----- Original Message -----
From: "James Bentley" <[EMAIL PROTECTED]>
To: "RBASE-L Mailing List" <[email protected]>
Sent: Friday, April 11, 2008 3:49 PM
Subject: [RBASE-L] - RE: None RBase Question!
> Mike,
>
> If you believe that load of BS. I have this bridge between
> Manhattan and Brooklyn you can buy for a very low price.
>
> I came to the PC world via many years installing, programming,
> and managing software packages in the IBM main frame world. IBM
> upgrades to its operating systems(mainframe and mini) are
> evolutionary they didn't go out an break a significant part of
> existing software. Yes there were changes that affected
> backward compatibility. There always is as that is the only way
Actually most of the backward compatibility was preserved up thru Win2K
AFAIK. The architecture was built around the NT Kernel, wrapped by the HAL
(Hardware Access Layer) and the Executive Layer (please forgive if the
nomenclature is not exactly right as I covered this stuff in a class about 10
years ago and haven't set eyes on it since). The original NT Kernel, as many
here recall preserved the Actual MSDOS SubSystem as well as the OS/2 SubSystem,
so there was an effort to preserve Backward Compatibility and the recent
changes that seem to ignore all those issues is likely the thrust of the
article. I have read in the barest of detail about Win7 from MS Releases to
ZDNet and others that also lends credence to the modular approach mentioned in
the article.
If the modular approach is in fact the structure of the next iteration, I'm all
for it, since the Win32 environment which nearly 100% of the Desktop
applications today run against, including our beloved RBase.
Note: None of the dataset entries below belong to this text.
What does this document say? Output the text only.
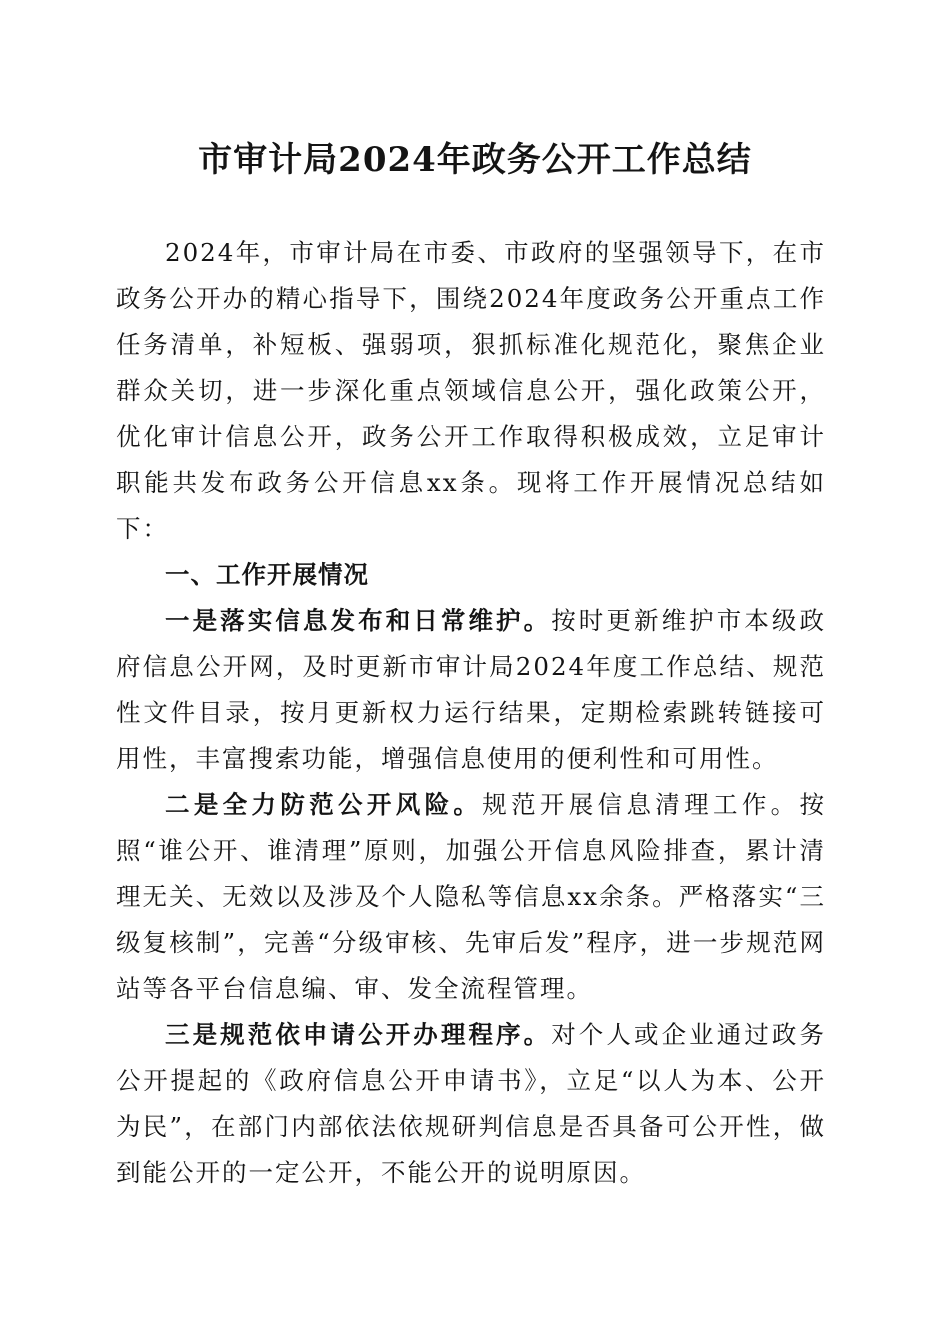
市审计局2024年政务公开工作总结

2024年，市审计局在市委、市政府的坚强领导下，在市政务公开办的精心指导下，围绕2024年度政务公开重点工作任务清单，补短板、强弱项，狠抓标准化规范化，聚焦企业群众关切，进一步深化重点领域信息公开，强化政策公开，优化审计信息公开，政务公开工作取得积极成效，立足审计职能共发布政务公开信息xx条。现将工作开展情况总结如下：

一、工作开展情况

一是落实信息发布和日常维护。按时更新维护市本级政府信息公开网，及时更新市审计局2024年度工作总结、规范性文件目录，按月更新权力运行结果，定期检索跳转链接可用性，丰富搜索功能，增强信息使用的便利性和可用性。

二是全力防范公开风险。规范开展信息清理工作。按照“谁公开、谁清理”原则，加强公开信息风险排查，累计清理无关、无效以及涉及个人隐私等信息xx余条。严格落实“三级复核制”，完善“分级审核、先审后发”程序，进一步规范网站等各平台信息编、审、发全流程管理。

三是规范依申请公开办理程序。对个人或企业通过政务公开提起的《政府信息公开申请书》，立足“以人为本、公开为民”，在部门内部依法依规研判信息是否具备可公开性，做到能公开的一定公开，不能公开的说明原因。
As far as believing anything, at my age I am a little bit jaded, tending to let
things play out a bit till there is something substantive to get my head
around. Kind of like the sign in Fox Mulders' office, "Trust NoOne" .....
> to grow/enhance the operating system. The opbect of the game is
> to cause minimal disruption of you customers operation.
> Microsoft never learned that lesson. Each major release involve
> massive changes to the underling architecture rendering hardware
> and software obsolete. This revolution instead of evolution
> allows them to ingnore all of the past unfixed problems.